Industry has pushed back a little to FDA’s 2022 draft guidance, though not as much as it has to the integration of ISO 13485:2016. For example, for the proposed rule on ISO 13485, the Medical Device Manufacturers Association (MDMA) recommended to FDA that the proposed one-year timeline for implementation be extended to three years. On the other hand, for the 2022 cybersecurity draft guidance, MDMA’s response has been more nuanced, focusing more on the extent to which cybersecurity activities must be presented in the submission of 510(k)s.
But as Quality Assurance professionals know, reducing the extent of submission documentation does not ultimately reduce the burden on the quality system. Even though quality procedures are not submitted with a 510(k), FDA will inspect the manufacturer’s facility post-clearance, and then they will review all the quality procedures.
The question for Quality Assurance in all this is, when to get ready and implement cybersecurity across the entire quality system.
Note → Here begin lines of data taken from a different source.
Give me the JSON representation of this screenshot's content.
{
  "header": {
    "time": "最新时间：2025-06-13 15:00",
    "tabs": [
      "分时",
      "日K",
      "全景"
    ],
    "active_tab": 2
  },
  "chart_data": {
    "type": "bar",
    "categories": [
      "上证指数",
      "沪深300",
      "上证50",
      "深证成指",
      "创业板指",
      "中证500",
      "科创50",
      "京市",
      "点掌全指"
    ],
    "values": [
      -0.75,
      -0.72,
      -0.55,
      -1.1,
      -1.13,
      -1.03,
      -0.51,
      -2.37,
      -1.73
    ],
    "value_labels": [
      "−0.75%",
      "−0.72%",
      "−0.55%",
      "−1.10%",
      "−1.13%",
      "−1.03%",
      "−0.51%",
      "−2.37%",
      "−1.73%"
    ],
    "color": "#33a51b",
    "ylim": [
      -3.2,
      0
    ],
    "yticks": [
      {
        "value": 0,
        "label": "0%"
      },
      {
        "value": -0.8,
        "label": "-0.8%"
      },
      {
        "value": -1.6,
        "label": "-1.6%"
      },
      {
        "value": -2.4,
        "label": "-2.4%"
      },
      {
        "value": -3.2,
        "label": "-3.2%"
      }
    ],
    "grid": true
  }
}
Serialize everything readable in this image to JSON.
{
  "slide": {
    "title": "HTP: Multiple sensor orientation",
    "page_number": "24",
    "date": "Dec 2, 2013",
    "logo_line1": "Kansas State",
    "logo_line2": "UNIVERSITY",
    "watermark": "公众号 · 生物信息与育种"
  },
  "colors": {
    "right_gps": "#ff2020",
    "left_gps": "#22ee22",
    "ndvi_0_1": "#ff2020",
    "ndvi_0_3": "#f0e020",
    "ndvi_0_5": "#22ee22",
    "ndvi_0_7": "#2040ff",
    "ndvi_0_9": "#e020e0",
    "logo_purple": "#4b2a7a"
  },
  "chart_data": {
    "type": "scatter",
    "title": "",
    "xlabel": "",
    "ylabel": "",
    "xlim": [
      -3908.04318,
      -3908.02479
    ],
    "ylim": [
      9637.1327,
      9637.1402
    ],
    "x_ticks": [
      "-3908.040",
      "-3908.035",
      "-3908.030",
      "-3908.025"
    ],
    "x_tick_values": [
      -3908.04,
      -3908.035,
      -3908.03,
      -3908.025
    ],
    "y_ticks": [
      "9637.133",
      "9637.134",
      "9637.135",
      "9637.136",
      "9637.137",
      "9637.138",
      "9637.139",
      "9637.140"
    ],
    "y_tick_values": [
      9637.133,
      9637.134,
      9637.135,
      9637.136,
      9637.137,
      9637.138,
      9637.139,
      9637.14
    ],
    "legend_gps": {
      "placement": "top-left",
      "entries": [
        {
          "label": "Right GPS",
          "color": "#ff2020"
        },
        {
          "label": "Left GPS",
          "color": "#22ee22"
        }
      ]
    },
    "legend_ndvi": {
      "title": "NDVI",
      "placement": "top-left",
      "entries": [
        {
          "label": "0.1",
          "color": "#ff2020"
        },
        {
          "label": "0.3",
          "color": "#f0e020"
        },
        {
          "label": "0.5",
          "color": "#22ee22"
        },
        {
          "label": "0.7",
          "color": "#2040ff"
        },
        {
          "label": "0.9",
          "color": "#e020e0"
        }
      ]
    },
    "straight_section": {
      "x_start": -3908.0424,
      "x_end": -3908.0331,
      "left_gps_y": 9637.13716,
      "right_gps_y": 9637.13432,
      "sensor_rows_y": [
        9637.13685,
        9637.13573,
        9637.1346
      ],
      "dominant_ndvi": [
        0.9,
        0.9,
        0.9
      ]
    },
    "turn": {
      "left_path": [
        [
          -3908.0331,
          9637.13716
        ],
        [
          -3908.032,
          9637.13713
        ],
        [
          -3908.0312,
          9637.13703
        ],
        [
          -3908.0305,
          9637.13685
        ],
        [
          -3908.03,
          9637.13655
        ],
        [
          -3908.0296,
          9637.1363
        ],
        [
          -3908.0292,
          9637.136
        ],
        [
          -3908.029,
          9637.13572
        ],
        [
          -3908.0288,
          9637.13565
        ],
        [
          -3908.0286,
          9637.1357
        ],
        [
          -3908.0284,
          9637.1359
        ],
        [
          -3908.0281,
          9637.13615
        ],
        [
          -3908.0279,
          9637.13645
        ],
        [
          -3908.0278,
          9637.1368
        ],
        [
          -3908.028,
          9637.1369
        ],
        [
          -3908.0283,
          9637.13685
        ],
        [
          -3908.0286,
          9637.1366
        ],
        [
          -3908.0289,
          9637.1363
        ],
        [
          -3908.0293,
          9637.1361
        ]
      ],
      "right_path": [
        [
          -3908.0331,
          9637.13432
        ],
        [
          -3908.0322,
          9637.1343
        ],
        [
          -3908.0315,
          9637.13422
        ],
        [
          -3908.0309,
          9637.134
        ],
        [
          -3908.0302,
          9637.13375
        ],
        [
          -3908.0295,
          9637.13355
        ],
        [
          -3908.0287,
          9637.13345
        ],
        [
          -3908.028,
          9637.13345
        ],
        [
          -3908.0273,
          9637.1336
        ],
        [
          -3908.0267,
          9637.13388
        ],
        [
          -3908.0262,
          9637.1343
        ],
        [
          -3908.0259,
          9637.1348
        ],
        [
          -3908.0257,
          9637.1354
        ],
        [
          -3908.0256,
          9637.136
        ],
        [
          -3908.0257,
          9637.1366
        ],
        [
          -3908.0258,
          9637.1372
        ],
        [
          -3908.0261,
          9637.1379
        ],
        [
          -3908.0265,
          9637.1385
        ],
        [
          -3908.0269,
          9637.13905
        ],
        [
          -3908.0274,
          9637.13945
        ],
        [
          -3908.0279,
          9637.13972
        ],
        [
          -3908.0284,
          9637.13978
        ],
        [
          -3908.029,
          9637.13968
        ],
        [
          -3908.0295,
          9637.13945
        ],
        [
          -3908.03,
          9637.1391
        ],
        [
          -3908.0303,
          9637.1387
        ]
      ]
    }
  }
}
The answer is, now and later. Now, to get ready, by studying the 2022 draft guidance, as well as the many standards and guidances that it references. For this purpose, the footnotes of the draft are a clear study guide, just as the text of the draft is a clear structure for building cybersecurity records. And then later, to update the quality system, after FDA issues the final guidance.
As we have seen, the cybersecurity guidance has already gone through two drafts since the previous final guidance was issued in 2014. When FDA performs an onsite inspection, they expect the quality system to comply with final guidances, unless the manufacturer has a very good justification for an alternate approach. FDA can point to draft guidances as a good basis for creating quality records, but does not require their implementation within quality procedures.
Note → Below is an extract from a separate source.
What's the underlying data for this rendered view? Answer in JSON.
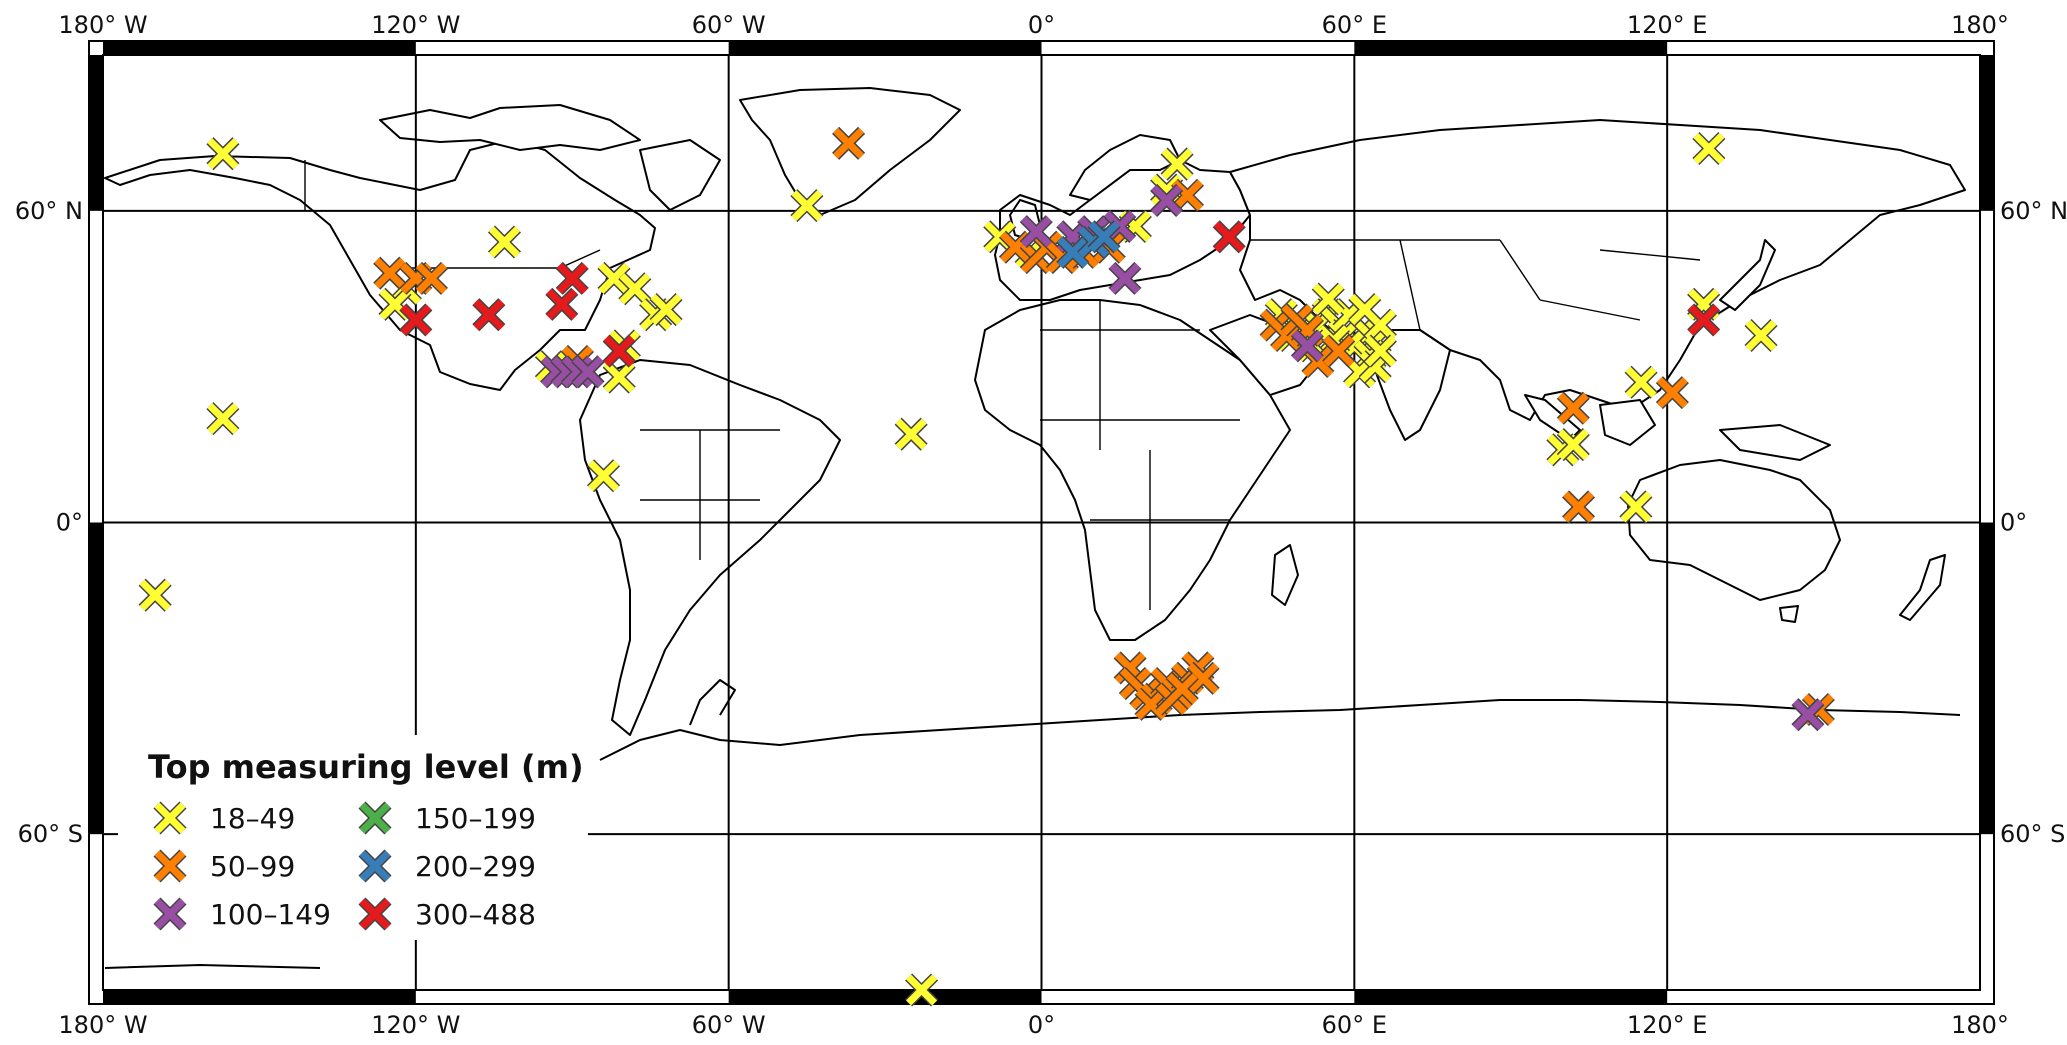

The application of cybersecurity “throughout the device lifecycle,” as described in the 2022 draft guidance, shows that FDA’s approach has matured to focus on security holistically. There is a shift happening in cybersecurity in the medical device space. FDA is recognizing the need to integrate security early in the device lifecycle, instead of trying to tie it in at the end of the design process. Building from the foundations is far better than building backwards, and quality systems will adapt to support this new approach.